Sliding Subarray Beauty

Sliding Subarray Beauty

What is this problem about?

The "Sliding Subarray Beauty" interview question asks you to process an array using a fixed-size sliding window of length k. For each window, you need to find the x-th smallest integer, but only if that integer is negative. If the x-th smallest integer is non-negative, the "beauty" of that subarray is 0. The "Sliding Subarray Beauty coding problem" requires returning an array of these beauty values for every possible window.

Why is this asked in interviews?

Amazon uses this question to test a candidate's ability to optimize window-based calculations. Finding the x-th smallest element in a set is a "selection" problem. Doing this naively for every window would be O(N * K log K), which is too slow. The challenge is to maintain the window state efficiently. It also tests your knowledge of data ranges—often the values in such problems are small (e.g., -50 to 50), which hints at a specific optimization.

Algorithmic pattern used

This problem follows the "Sliding Window and Hash Table (Frequency Array) interview pattern". Because the range of possible integers is very small (often -50 to 50), you can use a frequency array of size 101 to store the counts of each number currently in the sliding window.

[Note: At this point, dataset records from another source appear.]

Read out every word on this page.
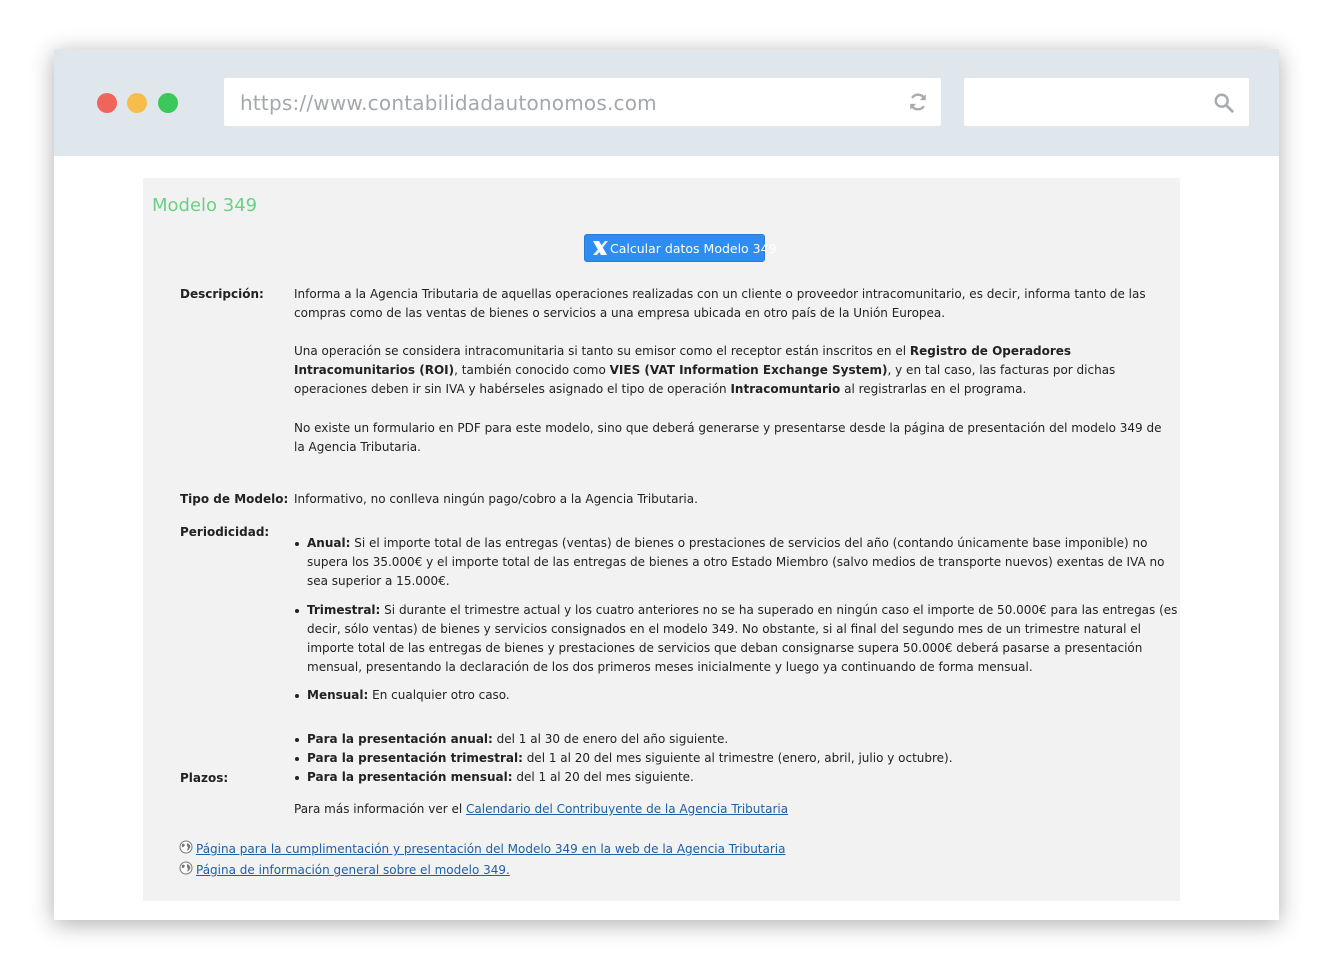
https://www.contabilidadautonomos.com
Modelo 349
Calcular datos Modelo 349
Descripción:	Informa a la Agencia Tributaria de aquellas operaciones realizadas con un cliente o proveedor intracomunitario, es decir, informa tanto de las compras como de las ventas de bienes o servicios a una empresa ubicada en otro país de la Unión Europea.

Una operación se considera intracomunitaria si tanto su emisor como el receptor están inscritos en el Registro de Operadores Intracomunitarios (ROI), también conocido como VIES (VAT Information Exchange System), y en tal caso, las facturas por dichas operaciones deben ir sin IVA y habérseles asignado el tipo de operación Intracomuntario al registrarlas en el programa.

No existe un formulario en PDF para este modelo, sino que deberá generarse y presentarse desde la página de presentación del modelo 349 de la Agencia Tributaria.

Tipo de Modelo: Informativo, no conlleva ningún pago/cobro a la Agencia Tributaria.

Periodicidad:
Anual: Si el importe total de las entregas (ventas) de bienes o prestaciones de servicios del año (contando únicamente base imponible) no supera los 35.000€ y el importe total de las entregas de bienes a otro Estado Miembro (salvo medios de transporte nuevos) exentas de IVA no sea superior a 15.000€.
Trimestral: Si durante el trimestre actual y los cuatro anteriores no se ha superado en ningún caso el importe de 50.000€ para las entregas (es decir, sólo ventas) de bienes y servicios consignados en el modelo 349. No obstante, si al final del segundo mes de un trimestre natural el importe total de las entregas de bienes y prestaciones de servicios que deban consignarse supera 50.000€ deberá pasarse a presentación mensual, presentando la declaración de los dos primeros meses inicialmente y luego ya continuando de forma mensual.
Mensual: En cualquier otro caso.
Plazos:
Para la presentación anual: del 1 al 30 de enero del año siguiente.
Para la presentación trimestral: del 1 al 20 del mes siguiente al trimestre (enero, abril, julio y octubre).
Para la presentación mensual: del 1 al 20 del mes siguiente.

Para más información ver el Calendario del Contribuyente de la Agencia Tributaria

Página para la cumplimentación y presentación del Modelo 349 en la web de la Agencia Tributaria
Página de información general sobre el modelo 349.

1. As the window moves, increment the count of the entering element and decrement the count of the exiting element.
2. To find the x-th smallest negative number, iterate through the frequency array from the index representing -50 up to the index for -1.
3. Keep a running sum of the frequencies. The first number that pushes the sum to x or higher is your x-th smallest element.

Example explanation

Array: [1, -1, -3, -2, 3], k=3, x=2

1. Window 1: [1, -1, -3]. Sorted: [-3, -1, 1]. 2nd smallest is -1. Beauty = -1.
2. Window 2: [-1, -3, -2]. Sorted: [-3, -2, -1]. 2nd smallest is -2. Beauty = -2.
3. Window 3: [-3, -2, 3]. Sorted: [-3, -2, 3]. 2nd smallest is -2. Beauty = -2. Final result: [-1, -2, -2]. If x was 3 for Window 3, the 3rd smallest is 3 (positive), so beauty would be 0.

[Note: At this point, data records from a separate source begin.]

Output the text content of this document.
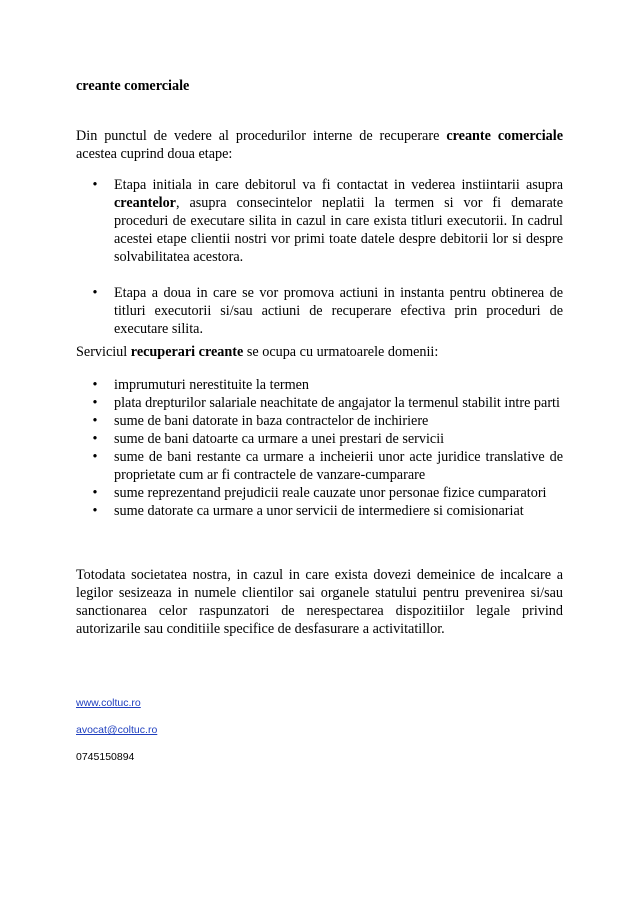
creante comerciale
Din punctul de vedere al procedurilor interne de recuperare creante comerciale acestea cuprind doua etape:
• Etapa initiala in care debitorul va fi contactat in vederea instiintarii asupra creantelor, asupra consecintelor neplatii la termen si vor fi demarate proceduri de executare silita in cazul in care exista titluri executorii. In cadrul acestei etape clientii nostri vor primi toate datele despre debitorii lor si despre solvabilitatea acestora.
• Etapa a doua in care se vor promova actiuni in instanta pentru obtinerea de titluri executorii si/sau actiuni de recuperare efectiva prin proceduri de executare silita.
Serviciul recuperari creante se ocupa cu urmatoarele domenii:
• imprumuturi nerestituite la termen
• plata drepturilor salariale neachitate de angajator la termenul stabilit intre parti
• sume de bani datorate in baza contractelor de inchiriere
• sume de bani datoarte ca urmare a unei prestari de servicii
• sume de bani restante ca urmare a incheierii unor acte juridice translative de proprietate cum ar fi contractele de vanzare-cumparare
• sume reprezentand prejudicii reale cauzate unor personae fizice cumparatori
• sume datorate ca urmare a unor servicii de intermediere si comisionariat
Totodata societatea nostra, in cazul in care exista dovezi demeinice de incalcare a legilor sesizeaza in numele clientilor sai organele statului pentru prevenirea si/sau sanctionarea celor raspunzatori de nerespectarea dispozitiilor legale privind autorizarile sau conditiile specifice de desfasurare a activitatillor.
www.coltuc.ro
avocat@coltuc.ro
0745150894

Common mistakes candidates make

A frequent mistake is re-sorting the entire window at every step, which is highly inefficient. Another error is not correctly handling the frequency array indices (mapping negative numbers to positive indices). Some candidates also forget the condition that only negative numbers contribute to "beauty," returning positive values instead of 0.

Interview preparation tip

Always check the constraints on value ranges. If the numbers are small, a frequency array (Bucket Sort style) is often much faster than a heap or a balanced BST for finding order statistics. This "Sliding Subarray Beauty interview question" is a perfect example of when to use a frequency array to achieve O(N * range) time complexity.